There had been plenty of spaces in the car park by the Serpentine. Joggers and dog-walkers were thin on the ground at this hour. The bare trees were skeletal against the gun-metal sky. Some geese were still asleep, heads tucked under wings, denying the day had begun. Only the coots were active, corvetting noisily around as Gemma set a brisk pace past the boathouses, the hotel blocks of Park Lane rearing ahead like the buttes of a sunless desert.
‘Where’s he been these past few years?’ Eusden asked, breathing hard from the effort of keeping up with her.
‘Amsterdam, mostly. He doesn’t think the police have been trying very hard to find him. But he doesn’t want to risk arrest by coming back here.’
‘So, what’s the favour?’
‘He phoned me last week. I was too shocked by his news to realize how… difficult I’d find it to see him again. He wants something taken to him.’
‘In Amsterdam?’
‘No. He’s coming to Brussels to meet me off the Eurostar this afternoon. I’m hoping you’ll agree to go instead. It’s just a day trip, Richard. You’ll be back this evening. The Foreign Office can spare you for twenty-four hours, can’t they?’
‘Why is it so difficult for you to see him again?’
‘Because I’ve got over him. I don’t want to see him looking ill or old. I don’t want to be reminded of what we once had – and what he threw away.’
‘You can’t bear to see him because you loved him once. But you can bear to see me.’
‘You’re not dying.’
‘Actually, we’re all dying, Gemma. Just at different rates.’
She stopped and looked at him. ‘Are you going to do this?’
‘Depends what this is.’
‘A package of some kind. I’m to collect it later this morning from a Bernie Shadbolt.’
‘Who’s he?’
‘Someone Marty met in prison. Someone he trusts.’
‘Why doesn’t he trust him to take the package, then?’
‘He said Shadbolt couldn’t spare the time. For what it’s worth, I suspect it’s a ruse. To see me again. Maybe to… try to persuade me to go back to him… for as long as he’s got left.’
‘When did that possibility occur to you?’
‘When Monica pointed it out to me.’
Ah, Monica. Eusden had wondered how long it would be before Gemma’s Cambridge housemate found her way into the conversation. He had tried hard not to ponder the true nature of their relationship. Naturally, he had failed. ‘Did she also point out that carrying a package through Customs for a convicted drug dealer isn’t the smartest of moves?’
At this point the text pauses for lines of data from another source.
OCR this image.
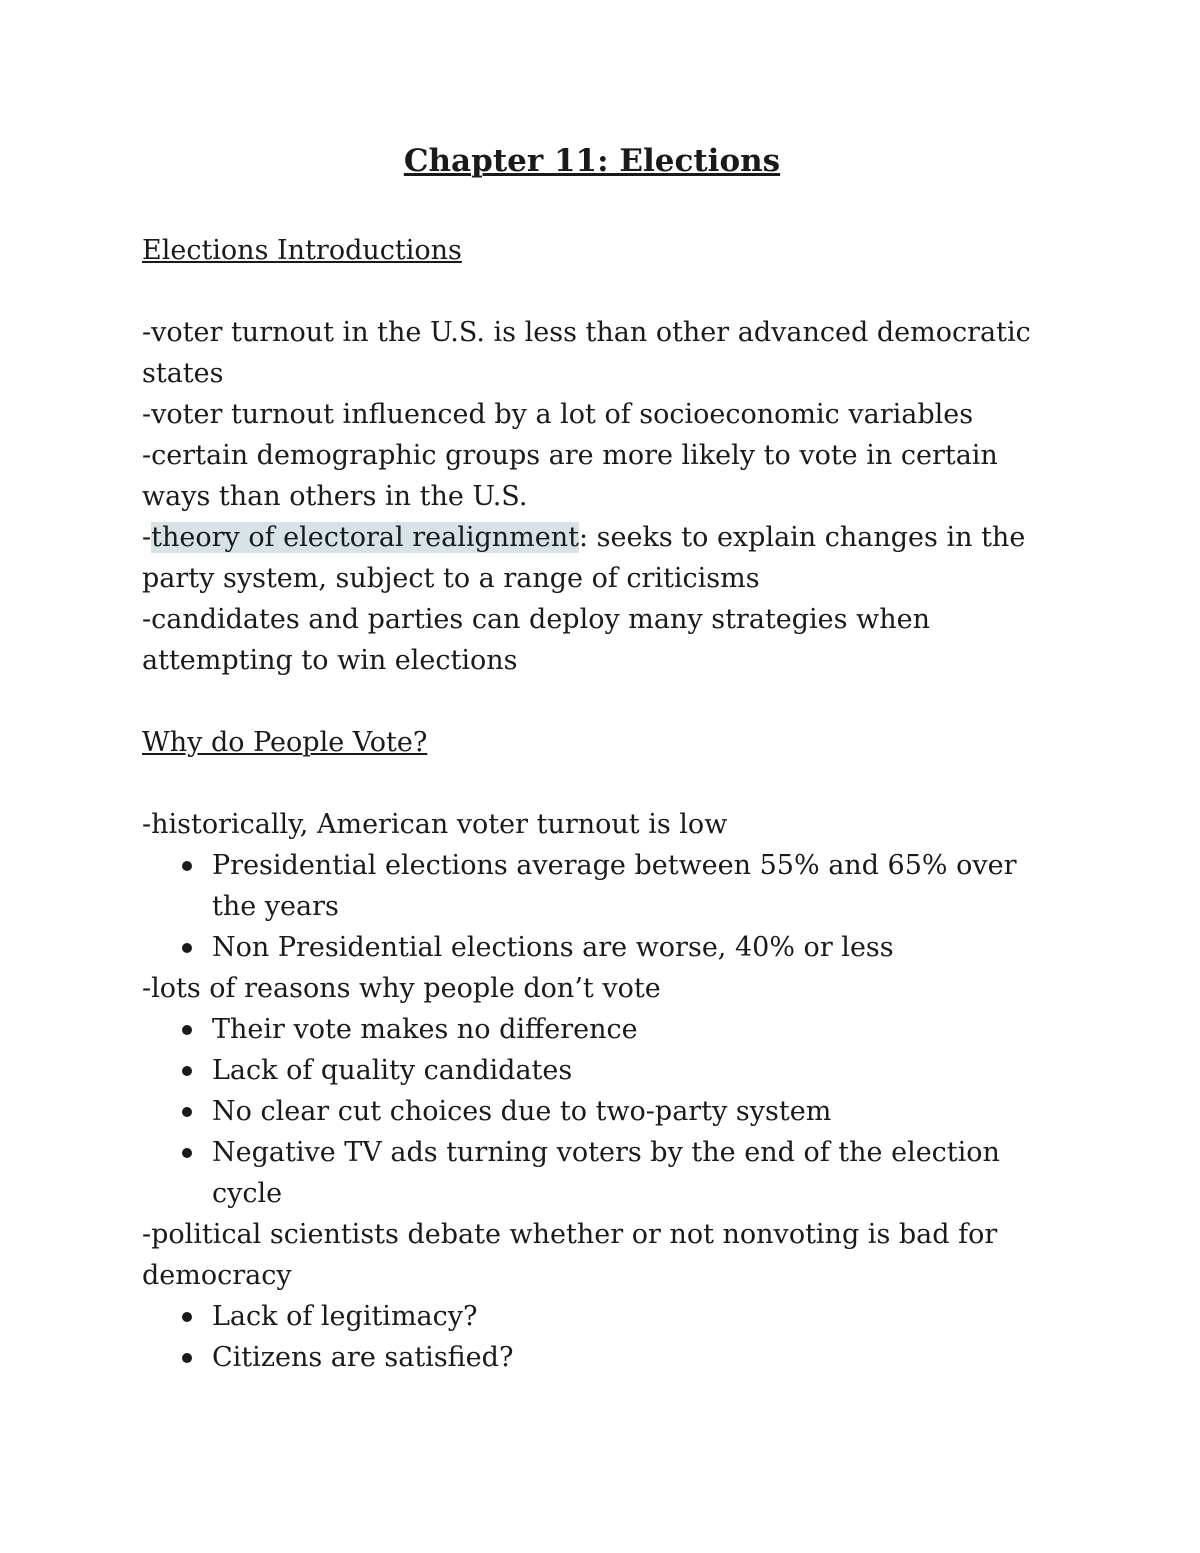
Chapter 11: Elections

Elections Introductions

-voter turnout in the U.S. is less than other advanced democratic states

-voter turnout influenced by a lot of socioeconomic variables

-certain demographic groups are more likely to vote in certain ways than others in the U.S.

-theory of electoral realignment: seeks to explain changes in the party system, subject to a range of criticisms

-candidates and parties can deploy many strategies when attempting to win elections

Why do People Vote?

-historically, American voter turnout is low

Presidential elections average between 55% and 65% over the years
Non Presidential elections are worse, 40% or less

-lots of reasons why people don’t vote

Their vote makes no difference
Lack of quality candidates
No clear cut choices due to two-party system
Negative TV ads turning voters by the end of the election cycle

-political scientists debate whether or not nonvoting is bad for democracy

Lack of legitimacy?
Citizens are satisfied?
‘For Christ’s sake, Richard.’ Gemma looked genuinely disappointed that he had asked such a question. ‘No one’s trying to set you up. Marty lives in Amsterdam. He doesn’t need to smuggle drugs over from the Isle of Wight.’
‘The Isle of Wight?’
Gemma sighed. ‘The package is a family keepsake of some kind. Something he wants to have with him… in the months ahead. However many months there are. Shadbolt picked it up for him from Aunt Lily.’